Кончив говорить, Сын Неба велел подать вина и один за другим осушил несколько бокалов. На лице его появился персиковый румянец. Все гости пили за процветание молодого императора, а Дун Хун взял свирель и начал грустную мелодию: полились тоскливые, жалобные звуки, и поднялся ветерок, который долго и уныло витал по павильону, пока водяные часы не возвестили о наступлении утра и не ушли с небес луна и звезды. А ветерок стал колючим и сердитым, и в мысли гостей прокралась тревога, но тут Сын Неба поднял руку и дал знак Дун Хуну прекратить играть. Император долго молчал, потом обратился к Лу Цзюню:
— Знакома вам эта мелодия? Помните ли вы стихи: «День уходит на запад — река течет на восток, славу и честь мою уносят с собой облака»? Это же «Северные горы» У-ди! [272] В старину говаривали: «Кончается веселье — приходит печаль, кончается радость — приходит горе». Так и теперь: кончилось наше веселье, кончились наши радости.

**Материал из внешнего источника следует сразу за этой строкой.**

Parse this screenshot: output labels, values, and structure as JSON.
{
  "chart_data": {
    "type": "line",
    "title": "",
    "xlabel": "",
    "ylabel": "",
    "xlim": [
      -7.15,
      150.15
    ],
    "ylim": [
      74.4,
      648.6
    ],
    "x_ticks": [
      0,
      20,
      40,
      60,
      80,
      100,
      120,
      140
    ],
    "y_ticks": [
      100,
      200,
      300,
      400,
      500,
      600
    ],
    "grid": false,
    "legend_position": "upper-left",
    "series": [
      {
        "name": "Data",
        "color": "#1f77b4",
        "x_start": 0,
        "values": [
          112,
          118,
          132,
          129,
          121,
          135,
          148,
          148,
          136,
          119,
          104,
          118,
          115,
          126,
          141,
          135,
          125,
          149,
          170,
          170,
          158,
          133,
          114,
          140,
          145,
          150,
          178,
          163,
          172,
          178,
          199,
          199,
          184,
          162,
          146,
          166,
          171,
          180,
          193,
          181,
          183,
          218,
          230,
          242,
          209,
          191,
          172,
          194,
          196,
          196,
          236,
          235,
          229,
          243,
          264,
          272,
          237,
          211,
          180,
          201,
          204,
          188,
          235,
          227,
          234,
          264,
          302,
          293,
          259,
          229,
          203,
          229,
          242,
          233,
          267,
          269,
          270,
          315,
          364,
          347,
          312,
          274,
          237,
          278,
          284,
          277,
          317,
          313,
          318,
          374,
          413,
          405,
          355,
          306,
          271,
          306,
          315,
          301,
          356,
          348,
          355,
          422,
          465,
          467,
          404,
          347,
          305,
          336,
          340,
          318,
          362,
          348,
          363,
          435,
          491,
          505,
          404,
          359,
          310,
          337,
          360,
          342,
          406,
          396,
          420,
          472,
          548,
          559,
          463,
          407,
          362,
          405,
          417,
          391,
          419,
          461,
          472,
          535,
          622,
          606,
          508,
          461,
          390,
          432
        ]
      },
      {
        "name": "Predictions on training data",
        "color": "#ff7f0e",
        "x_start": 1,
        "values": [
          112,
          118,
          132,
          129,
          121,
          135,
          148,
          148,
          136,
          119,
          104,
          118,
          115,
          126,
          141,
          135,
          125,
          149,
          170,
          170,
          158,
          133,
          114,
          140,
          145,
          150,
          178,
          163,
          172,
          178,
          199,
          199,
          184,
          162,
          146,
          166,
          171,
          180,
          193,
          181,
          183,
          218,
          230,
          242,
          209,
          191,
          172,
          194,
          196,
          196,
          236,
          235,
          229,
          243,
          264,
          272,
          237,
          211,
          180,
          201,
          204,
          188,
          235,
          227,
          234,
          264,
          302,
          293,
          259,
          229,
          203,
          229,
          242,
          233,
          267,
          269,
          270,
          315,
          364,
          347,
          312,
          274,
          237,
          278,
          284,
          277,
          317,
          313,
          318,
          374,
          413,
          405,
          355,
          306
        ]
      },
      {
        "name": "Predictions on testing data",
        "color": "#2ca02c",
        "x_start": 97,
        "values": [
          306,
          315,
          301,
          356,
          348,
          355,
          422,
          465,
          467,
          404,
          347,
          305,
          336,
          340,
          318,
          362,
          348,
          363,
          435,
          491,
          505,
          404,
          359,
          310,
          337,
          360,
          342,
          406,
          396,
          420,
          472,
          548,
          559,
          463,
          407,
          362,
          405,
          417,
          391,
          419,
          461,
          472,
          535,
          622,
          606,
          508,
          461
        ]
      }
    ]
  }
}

Как грустно, что проходит молодость, грустно, что волосы человека утром черны как смоль, а к вечеру серебрятся сединой. И никому, даже Сыну Неба, не избежать заката! Вы прочитали много древних книг, немало знаете о делах минувшего, скажите же: существует ли путь к вечной гармонии, к долгой и беззаботной жизни? К жизни, в которой есть одни радости и нет печалей, в которой только рождаются, но не умирают, в которой человек может полностью слиться с природой и пребывать в этом слиянии вечно?
272
У-ди (правил в 140 — 87 гг. до н. э.) — император династии Западная Хань, в период расцвета ее могущества.